Gandhi tenía una bondad increíble. Uno de sus discípulos sentía envidia y
quería matarlo. El maestro estaba paseando por un camino solitario y desde
la cima de una colina, el homicida deslizó una piedra que rodó por la
ladera.
Pero la piedra se trabó con un árbol y se detuvo antes de dar en el blanco.
Mahatma reconoció a su agresor pero no dijo nada y no lo contó a nadie.
Días después, se cruzaron los dos hombres y Gandhi lo saludó con alegría y
respeto. El hombre le preguntó muy sorprendido si no estaba enojado con él.
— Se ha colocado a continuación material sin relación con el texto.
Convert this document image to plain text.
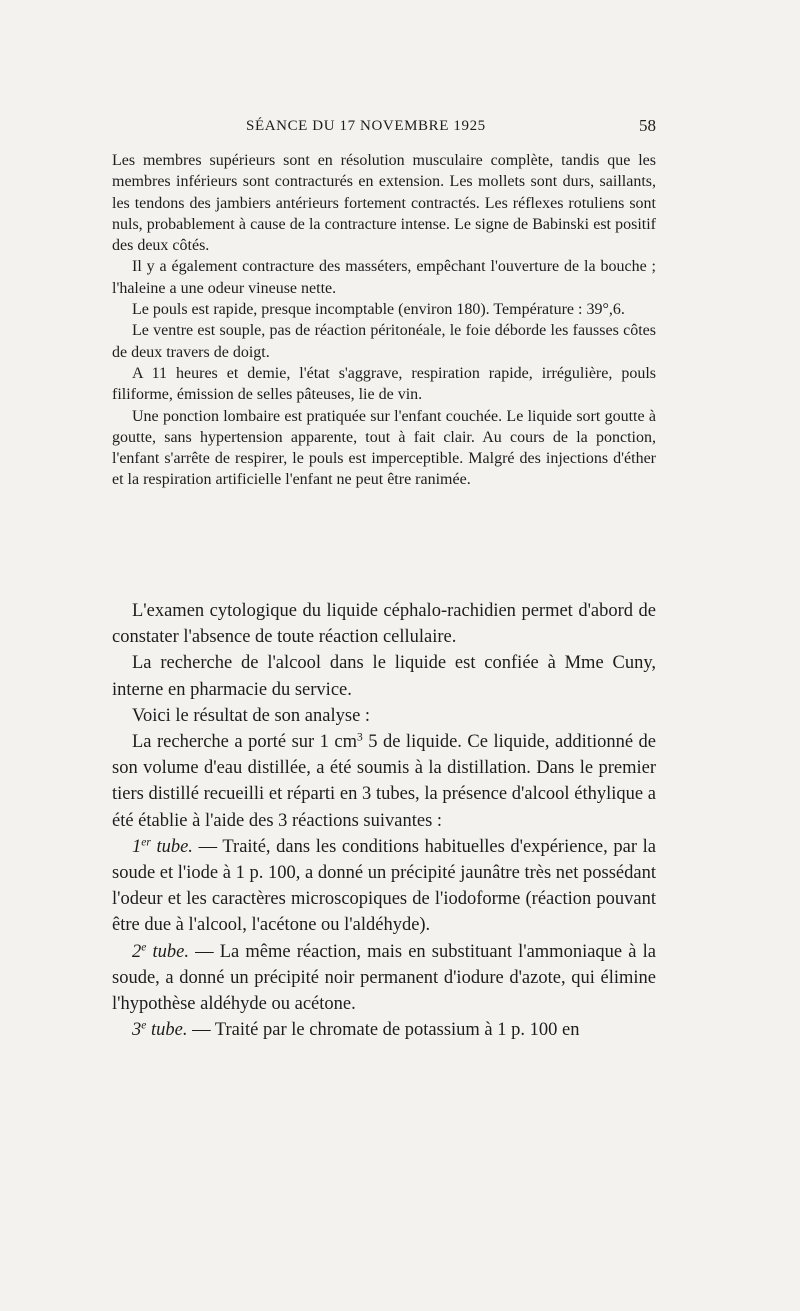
SÉANCE DU 17 NOVEMBRE 1925	58

Les membres supérieurs sont en résolution musculaire complète, tandis que les membres inférieurs sont contracturés en extension. Les mollets sont durs, saillants, les tendons des jambiers antérieurs fortement contractés. Les réflexes rotuliens sont nuls, probablement à cause de la contracture intense. Le signe de Babinski est positif des deux côtés.

Il y a également contracture des masséters, empêchant l'ouverture de la bouche ; l'haleine a une odeur vineuse nette.

Le pouls est rapide, presque incomptable (environ 180). Température : 39°,6.

Le ventre est souple, pas de réaction péritonéale, le foie déborde les fausses côtes de deux travers de doigt.

A 11 heures et demie, l'état s'aggrave, respiration rapide, irrégulière, pouls filiforme, émission de selles pâteuses, lie de vin.

Une ponction lombaire est pratiquée sur l'enfant couchée. Le liquide sort goutte à goutte, sans hypertension apparente, tout à fait clair. Au cours de la ponction, l'enfant s'arrête de respirer, le pouls est imperceptible. Malgré des injections d'éther et la respiration artificielle l'enfant ne peut être ranimée.

L'examen cytologique du liquide céphalo-rachidien permet d'abord de constater l'absence de toute réaction cellulaire.

La recherche de l'alcool dans le liquide est confiée à Mme Cuny, interne en pharmacie du service.

Voici le résultat de son analyse :

La recherche a porté sur 1 $cm^3$ 5 de liquide. Ce liquide, additionné de son volume d'eau distillée, a été soumis à la distillation. Dans le premier tiers distillé recueilli et réparti en 3 tubes, la présence d'alcool éthylique a été établie à l'aide des 3 réactions suivantes :

1er tube. — Traité, dans les conditions habituelles d'expérience, par la soude et l'iode à 1 p. 100, a donné un précipité jaunâtre très net possédant l'odeur et les caractères microscopiques de l'iodoforme (réaction pouvant être due à l'alcool, l'acétone ou l'aldéhyde).

2e tube. — La même réaction, mais en substituant l'ammoniaque à la soude, a donné un précipité noir permanent d'iodure d'azote, qui élimine l'hypothèse aldéhyde ou acétone.

3e tube. — Traité par le chromate de potassium à 1 p. 100 en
Gandhi le respondió que no.
¿Puedes decirme por qué no le has dicho a nadie y cómo has hecho para no
enojarte conmigo?
Porque ni tú eres ya el que arrojó la roca, ni yo soy ya el que estaba allí
cuando me fue arrojada.
El agresor fue uno de los más fervientes defensores del Mahatma durante toda
su vida. Tiempo después contó a sus amigos esta historia y relató otra
anécdota que describía su temperamento.
Cuando le preguntaban cómo hacía para no reaccionar a las agresiones y a las
presiones; un día reunió a un grupo de seguidores y los llevó a un
cementerio. Les pidió que gritaran insultos con todas sus fuerzas. Luego de
hacerlo, les dijo que gritaran halagos. En el medio de ese campo los hombres
parecían un grupo de locos.
Luego se sentaron y les dijo que era necesario aprender de los muertos. Como
ellos había que ser indiferentes a los insultos y también a los elogios. De
esa indiferencia podía florecer la bondad.